Как указывает С. Булгаков, самое понятие Бога общественно («Мы» Бог). Исходной точкой для Булгакова является правда, объявленая Святым Писанием: человек «сотворен по образу» Божьему (Быт 1, 26). По мнению Булгакова, это богословское понятие заключает в себе не только глубокий богословский и антропологический смысл, но и общественный и даже экономический. Его можно считать универсальным ключом к проблемам не только личной человеческой судьбы, но и жизни общества.
Тайна человека и общества заключается в том, что Бог, как утверждает наш богослов — открывается человеку сразу как Троица. «Человек сотворен по образу» Божьему. Это значит «по образу» Троицы. Эта правда известна святоотеческому богословию — прежде всего учению Иоанна Дамаскина3 — и имеет непосредственное значение для понимания Булгаковым всех отношений человека — как горизонтальных, так и вертикальных, как общественных, так и личных.
В Книге Бытия читаем: «И сказал Бог: сотворим человека по образу Нашему (и) по подобию Нашему» (Быт 1, 26). Уже филологический анализ этого предложения указывает некую загадочность личности Бога, его одновременную единичность («И сказал Бог»), но и диа-логичность. Единственность и двойственность («по подобию Нашему»). Можно сказать, что Бог всегда один, но Он никогда не одинок. Поэтому и мы не можем обратиться к Нему, одновременно не обращаясь к ним. Обращаясь к Нему как к единственному Богу, мы обращаемся одновременно к своего рода соборности Его, к диа-логичности и тро-ичности Бога. Обращаясь к единственному Богу, мы всегда обращаемся ко всем Трем Лицам Троицы: к Отцу, к Сыну и к Святому Духу.

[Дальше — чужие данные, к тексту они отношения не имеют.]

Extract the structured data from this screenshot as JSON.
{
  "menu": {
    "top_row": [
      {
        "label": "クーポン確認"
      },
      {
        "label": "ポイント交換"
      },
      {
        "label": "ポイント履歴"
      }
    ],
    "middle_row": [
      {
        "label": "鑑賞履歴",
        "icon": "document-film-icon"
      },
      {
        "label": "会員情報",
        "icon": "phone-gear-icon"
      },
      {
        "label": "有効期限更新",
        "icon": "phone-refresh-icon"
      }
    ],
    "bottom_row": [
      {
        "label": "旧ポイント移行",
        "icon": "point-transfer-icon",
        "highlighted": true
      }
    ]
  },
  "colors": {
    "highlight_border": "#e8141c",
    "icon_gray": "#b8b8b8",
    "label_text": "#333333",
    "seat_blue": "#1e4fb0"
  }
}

Бог реален для нас только как Троица. Троица, как сказал Мейстер Эккхарт, это «лик Бога обращенный в сторону мира»4 и человека. Это имеет непосредственное значение для самопознания человека и познания общества. По мнению Булгакова, равно как и всей святоотческой традиции, как восточной, так и западной (на Западе особенно учения бл. Августина),5 человек не может понять ни самого себя ни какой-либо общественности вне Бога.
По мнению Булгакова, только в Боге, понятом тринитарно, т. е. как Троица, человек и всякая человеческая общественность — если можно так сказать — интеллигибельны для самих себя. Вне тринитологии немыслимы: ни человеческое общество, ни сам человек. Суть общественных процессов и общественных отношений объясняется только путем анализа взаимоотношений в Святой Троице. Истоки всякого нормального общества, как и всякого персонализма, тринитарны и укоренены в христианской концепции Святой Троицы. В этом смысле Булгаков мог написать, что Святая Троица должна быть нашей «общественной программой». Имея в виду метафизический смысл современной «борьбы за выживание», Булгаков в своей работе «Свет невечерний», написанной в ответ на книгу Флоренского «Столп и утверждение истины», утверждал, что единичность, которая не принимает образ Божий, т. е. Троицу за свой собственный, становится одной из враждующих друг с другом «монад-атомов», каждая из которых никогда не будет истинной единичностью6.
По мнению Булгакова, идеал нормального человеческого общества дан свыше. Его не надо выдумывать. Его надо раскрыть и принять как данную свыше икону. Воистину, нам уже дана икона нормального человеческого общества. Эта икона — образ Пресвятой Троицы. Ее архетип находил богослов уже в Книге Бытия, в явлении Бога Аврааму в виде трех странников: «И явился ему Господь у дубравы Мамре, когда он сидел при входе в шатер (свой), во время зноя дневного. Он возвел очи свои, и взглянул, и вот, три мужа стоят против него» (Быт 18, 1-2).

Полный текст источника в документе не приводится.